Theory predicts that as environmental temperatures change, animals that function better at the new temperatures will be favored by natural selection. Thus, we might expect that climate warming will select for animals with higher thermal optimums (Topt). In addition, thermal performance curves are also characterized by the breadth of temperatures that animals can function. Theory predicts that increases in environmental temperature variation will select for animals with larger thermal breadths (Tbr). Previous work has shown that brown anoles transplanted to a warmer environment experienced strong directional selection favoring individuals with higher Topt and Tbr (Logan et al. 2014). However, it is unclear if selection acts on these two traits independently or if they might be genetically constrained.
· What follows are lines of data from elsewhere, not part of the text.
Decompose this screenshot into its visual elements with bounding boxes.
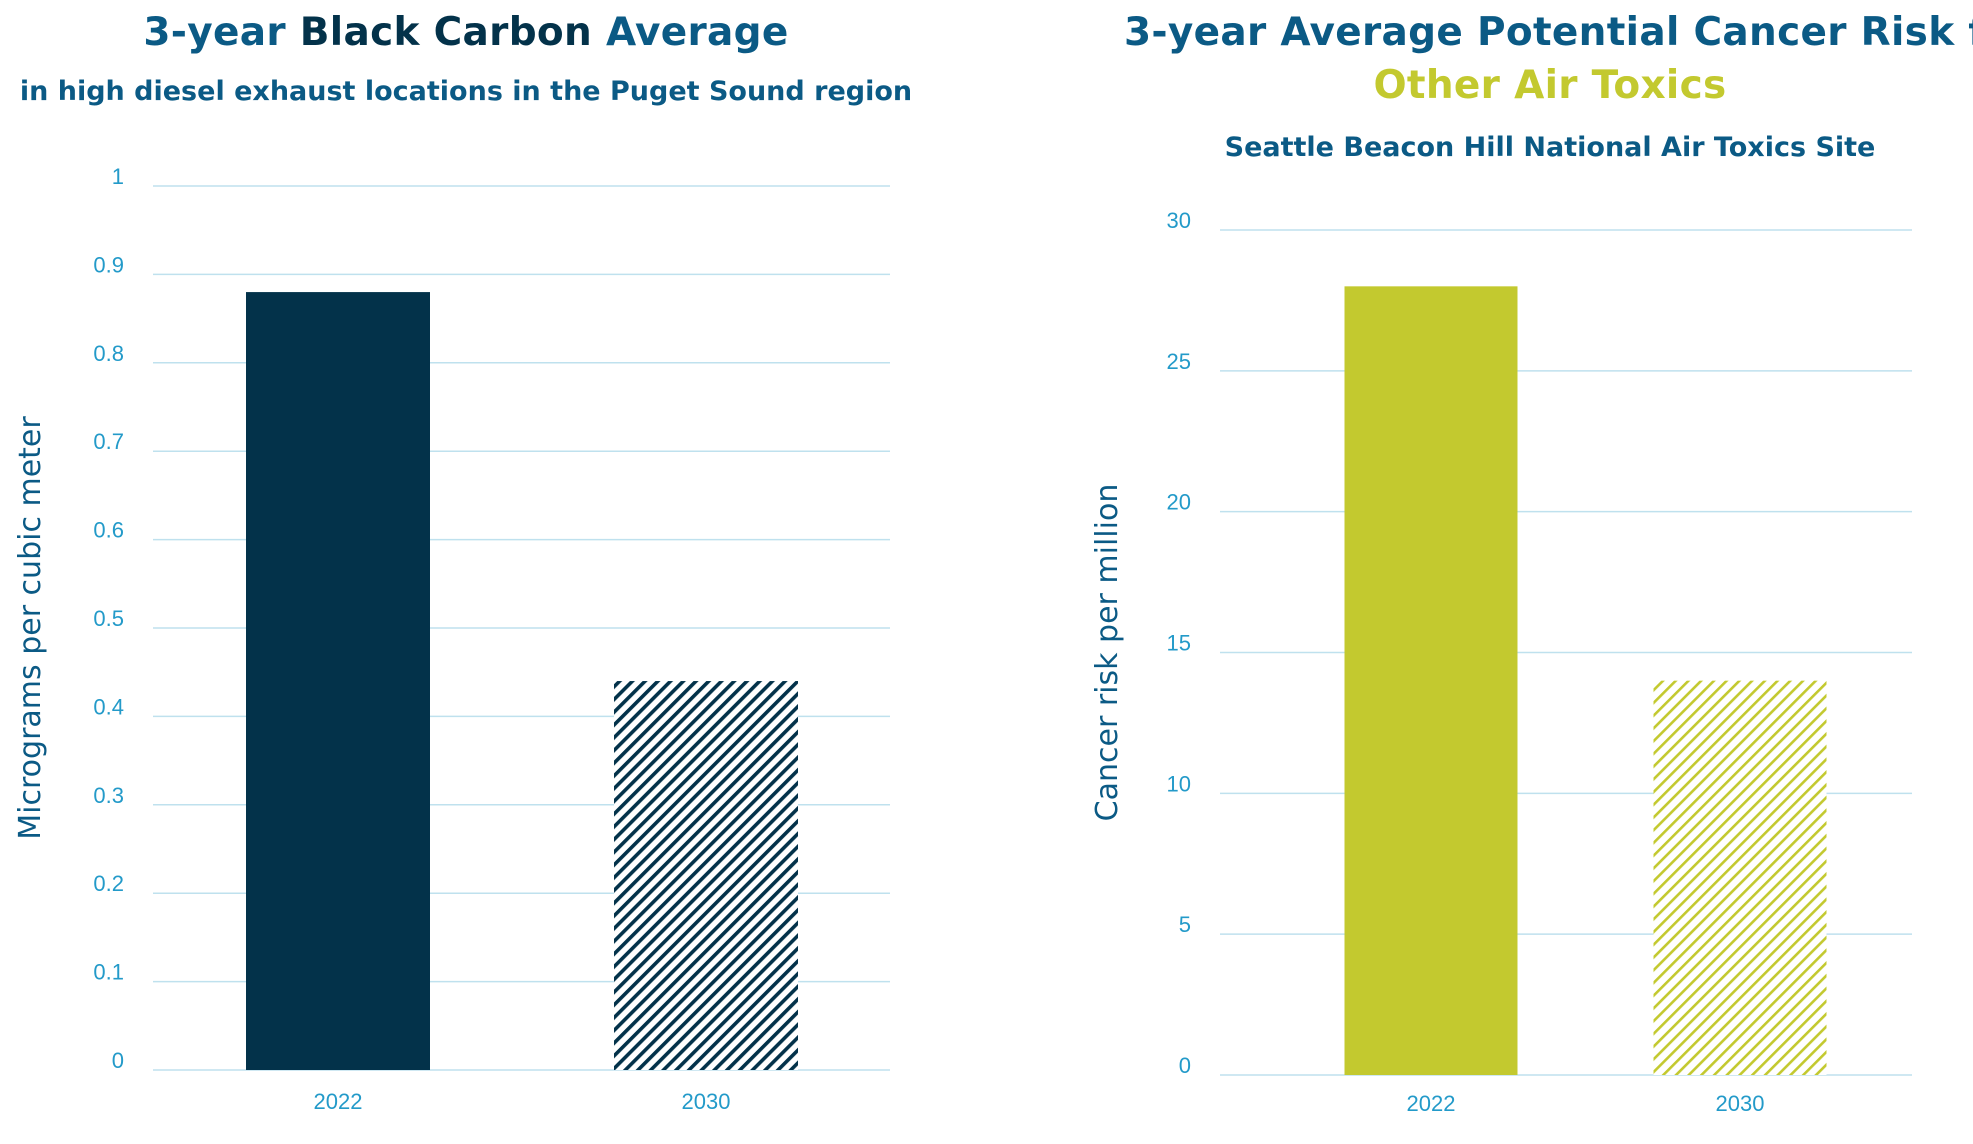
chart1-bar-2022 [246, 292, 430, 1071]
chart1-y-tick-label: 0.2 [93, 871, 124, 896]
chart1-y-tick-label: 0.8 [93, 341, 124, 366]
chart1-y-tick-label: 0.4 [93, 694, 124, 719]
chart1-title-part1: 3-year [143, 10, 300, 55]
chart1-y-tick-label: 1 [112, 164, 124, 189]
chart2-x-tick-label: 2030 [1716, 1091, 1765, 1116]
chart2-y-tick-label: 30 [1167, 208, 1191, 233]
chart2-bar-2022 [1344, 286, 1518, 1075]
chart2-x-tick-label: 2022 [1407, 1091, 1456, 1116]
chart2-y-tick-label: 25 [1167, 349, 1191, 374]
chart2-y-tick-label: 5 [1179, 912, 1191, 937]
chart2-title-line1: 3-year Average Potential Cancer Risk for [1124, 10, 1973, 55]
chart1-y-tick-label: 0.1 [93, 960, 124, 985]
chart1-title-part3: Average [592, 10, 789, 55]
chart1-bar-2030 [614, 681, 798, 1070]
chart1-y-tick-label: 0.5 [93, 606, 124, 631]
chart1-y-tick-label: 0.7 [93, 429, 124, 454]
black-carbon-chart: 0 0.1 0.2 0.3 0.4 0.5 0.6 0.7 0.8 0.9 1 2022 2030 Mic… [13, 164, 890, 1114]
chart2-y-tick-label: 15 [1167, 631, 1191, 656]
chart2-y-axis-label: Cancer risk per million [1090, 484, 1125, 822]
chart1-x-tick-label: 2022 [314, 1089, 363, 1114]
chart2-bar-2030 [1653, 680, 1827, 1075]
cancer-risk-chart: 0 5 10 15 20 25 30 2022 2030 Cancer risk per mill… [1090, 208, 1912, 1116]
chart1-y-axis-label: Micrograms per cubic meter [13, 416, 48, 840]
chart1-y-tick-label: 0.9 [93, 252, 124, 277]
chart2-y-tick-label: 20 [1167, 490, 1191, 515]
chart1-y-tick-label: 0.3 [93, 783, 124, 808]
chart1-title-part2: Black Carbon [299, 10, 593, 55]
chart2-title-line2: Other Air Toxics [1373, 63, 1727, 108]
chart1-subtitle: in high diesel exhaust locations in the … [19, 76, 913, 107]
chart1-x-tick-label: 2030 [682, 1089, 731, 1114]
chart2-y-tick-label: 0 [1179, 1053, 1191, 1078]
chart1-y-tick-label: 0 [112, 1048, 124, 1073]
chart2-y-tick-label: 10 [1167, 771, 1191, 796]
chart1-title: 3-year Black Carbon Average [0, 10, 932, 55]
chart1-y-tick-label: 0.6 [93, 518, 124, 543]
chart2-subtitle: Seattle Beacon Hill National Air Toxics … [1224, 132, 1876, 163]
Mike Logan, an NSF postdoctoral fellow at Stellenbosch University, gave a talk on a study that he and coauthors (John Curlis, Ingrid Minnaar, Joel McGlothlin, Susana Clusella-Trullas, and Bob Cox) conducted to test this question. They brought brown anoles into the lab and found a significant negative correlation between Topt and Tbr, suggesting that increases in one trait lead to reduction in the other. To test the generality of their findings, they brought ladybugs into the lab and conducted similar trials. Interestingly, they found the same results for ladybugs. This study suggests that these thermal adaptations are evolutionarily constrained in two very distant relatives.
Logan, M. L., Cox, R. M., & Calsbeek, R. 2014. Natural selection on thermal performance in a novel thermal environment. Proceedings of the National Academy of Sciences 111(39):14165-14169.